3 - Life as vocation
We were given this awareness, we were called through this charism: God called us, in a way so incisive, so fascinating, through this charism. It is necessary to respond. For him who responds, life becomes vocation, he understands life as a response to this call. All of this is development, the continuation of what has happened. Thus one conceives of life as vocation from God.

If the “I” is vocation, every moment of life is part of this vocation. This is why all that we do is divine. Our vocation enables us to enter into everything, to discover God as “all in all.” By responding to this call, by living this vocation, the “I” becomes the subject of the history of His presence in the world. It is God who makes it, but He makes it through your frail yes, my frail yes. It may be as frail as you like, but without this yes, what the Lord wants to do with history does not happen. At the same time, it is by belonging to this history that the “I” matures, becomes itself: our “I” is born, is reborn through this predilection of God, through His mercy that does not stop before our evil, our incapacities, and calls us again and again. The people, the belonging to this people, becomes the instrument to fulfill the vocation of the “I.” “All in me became truly more religious.”26

Thus, by belonging, one begins to change his mentality. The new mentality is nothing other than total, all-encompassing belonging to That which has happened to us. “The new culture [the new mentality] is a vision of the world–from the ‘I’ to the Eternal–that starts from an encounter you have had, an event in which you participate, a Presence you have bumped into, rather than books you read or ideas you may have. This encounter has a genetic value, in that it represents the birth of a new subject, which arises in a given place at a given time in history, and there it is nurtured and is incremented as a new personality, with a unique conception that is irreducible to any other, receiving a new noûs, a new knowledge.

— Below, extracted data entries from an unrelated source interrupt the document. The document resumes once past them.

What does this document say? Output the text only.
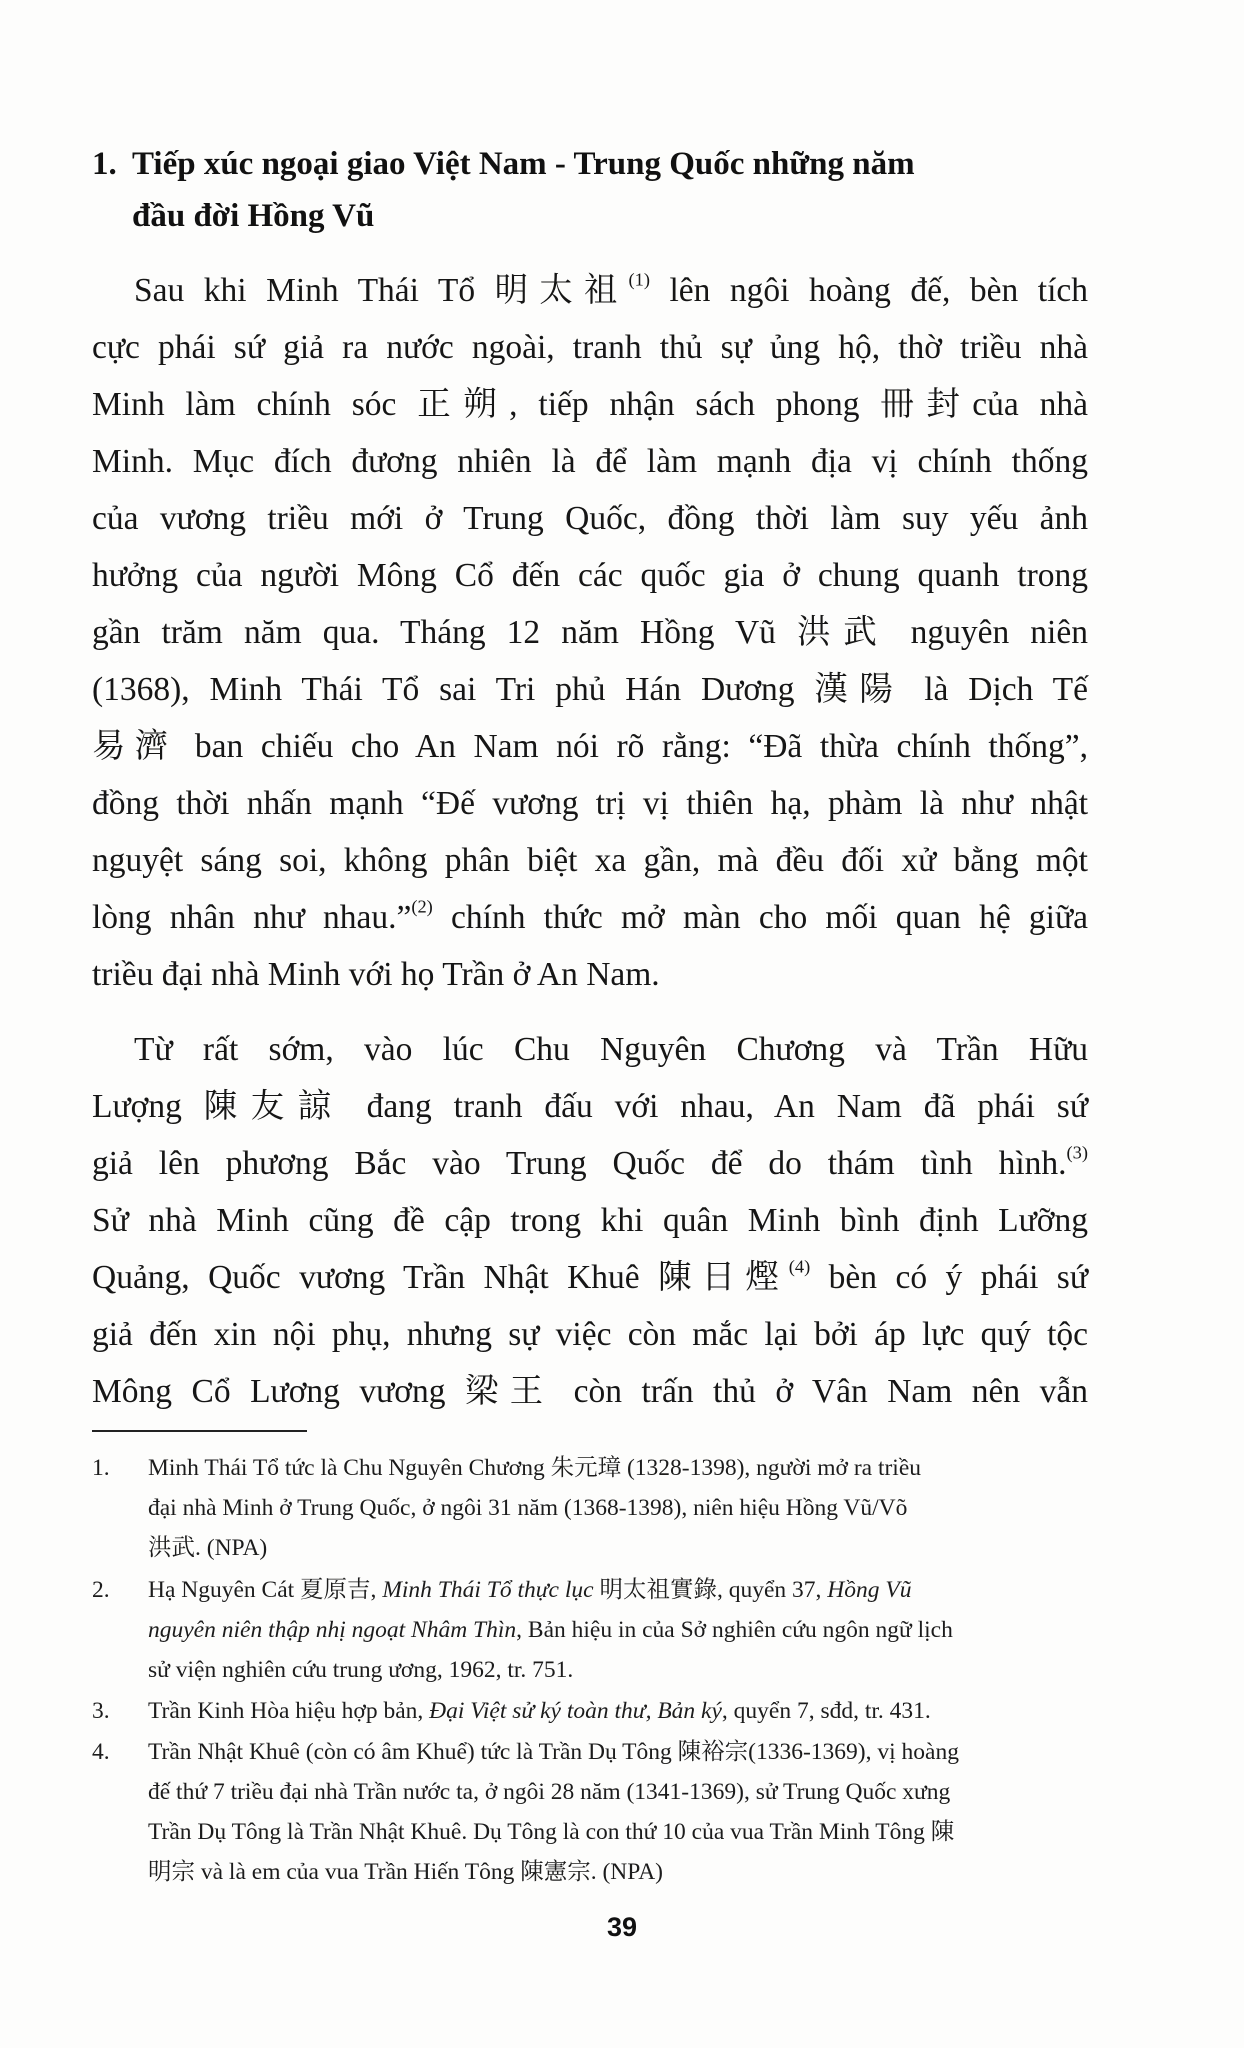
1. Tiếp xúc ngoại giao Việt Nam - Trung Quốc những năm
đầu đời Hồng Vũ
Sau khi Minh Thái Tổ 明太祖$^{(1)}$ lên ngôi hoàng đế, bèn tích
cực phái sứ giả ra nước ngoài, tranh thủ sự ủng hộ, thờ triều nhà
Minh làm chính sóc 正朔, tiếp nhận sách phong 冊封của nhà
Minh. Mục đích đương nhiên là để làm mạnh địa vị chính thống
của vương triều mới ở Trung Quốc, đồng thời làm suy yếu ảnh
hưởng của người Mông Cổ đến các quốc gia ở chung quanh trong
gần trăm năm qua. Tháng 12 năm Hồng Vũ 洪武 nguyên niên
(1368), Minh Thái Tổ sai Tri phủ Hán Dương 漢陽 là Dịch Tế
易濟 ban chiếu cho An Nam nói rõ rằng: “Đã thừa chính thống”,
đồng thời nhấn mạnh “Đế vương trị vị thiên hạ, phàm là như nhật
nguyệt sáng soi, không phân biệt xa gần, mà đều đối xử bằng một
lòng nhân như nhau.”$^{(2)}$ chính thức mở màn cho mối quan hệ giữa
triều đại nhà Minh với họ Trần ở An Nam.
Từ rất sớm, vào lúc Chu Nguyên Chương và Trần Hữu
Lượng 陳友諒 đang tranh đấu với nhau, An Nam đã phái sứ
giả lên phương Bắc vào Trung Quốc để do thám tình hình.$^{(3)}$
Sử nhà Minh cũng đề cập trong khi quân Minh bình định Lưỡng
Quảng, Quốc vương Trần Nhật Khuê 陳日熞$^{(4)}$ bèn có ý phái sứ
giả đến xin nội phụ, nhưng sự việc còn mắc lại bởi áp lực quý tộc
Mông Cổ Lương vương 梁王 còn trấn thủ ở Vân Nam nên vẫn
1. Minh Thái Tổ tức là Chu Nguyên Chương 朱元璋 (1328-1398), người mở ra triều
đại nhà Minh ở Trung Quốc, ở ngôi 31 năm (1368-1398), niên hiệu Hồng Vũ/Võ
洪武. (NPA)
2. Hạ Nguyên Cát 夏原吉, Minh Thái Tổ thực lục 明太祖實錄, quyển 37, Hồng Vũ
nguyên niên thập nhị ngoạt Nhâm Thìn, Bản hiệu in của Sở nghiên cứu ngôn ngữ lịch
sử viện nghiên cứu trung ương, 1962, tr. 751.
3. Trần Kinh Hòa hiệu hợp bản, Đại Việt sử ký toàn thư, Bản ký, quyển 7, sđd, tr. 431.
4. Trần Nhật Khuê (còn có âm Khuể) tức là Trần Dụ Tông 陳裕宗(1336-1369), vị hoàng
đế thứ 7 triều đại nhà Trần nước ta, ở ngôi 28 năm (1341-1369), sử Trung Quốc xưng
Trần Dụ Tông là Trần Nhật Khuê. Dụ Tông là con thứ 10 của vua Trần Minh Tông 陳
明宗 và là em của vua Trần Hiến Tông 陳憲宗. (NPA)
39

When this presence is at play in all relationships of life [when one enters life with this presence in his eyes], when all relationships ‘hang’ on it, when they are saved, judged, coordinated, evaluated, used in the light of that Presence, we have a new culture.”27 There is no need to go to the university. Look at what our friends from Nigeria tell us: “Our friend Fidelis died. A great grief, a great mystery. When we went for the funeral rites in his village, our friends told us there was going to be a long meeting between his paternal and maternal clans to clarify the cause of this death. In their culture, there are no reasons for a premature death, and so a culprit needs to be found within the clans and the punishment to be established. Yet, besides this narration, Francis said that precisely here lies the difference between the culture from which they come and that encountered in the Movement: whereas their culture perceives the Mystery as an enemy, we perceive the Mystery in its very nature, a friendly one, and this explains reality better.”

The mentality that is born of belonging explains reality better. The new mentality then is born not of going to the university, but “from the position one assumes toward this Presence that is exceptional and decisive for life. This is why St Paul says, ‘This is your spiritual cult’: it is your culture, it is the new point of view from which to look at the world, the whole of reality. When a person has a childlike gaze for that Presence, whether he is small or mature (provided his eye is free from buts and ifs and is filled with the question that nourishes man’s heart), then he will penetrate the relationships, both near and far, with a light that no one has, except those who have the same position before Christ, the God made Man, the Word made flesh.”28 Thus one begins to love others, to understand affection and work, all the way to politics, in the light of that encounter. Here is where the new mentality is learned.
We must lend each other a hand to sustain one another on this path, because in it lies the possibility for each of us to be really an “I”–otherwise, we are defeated by circumstances.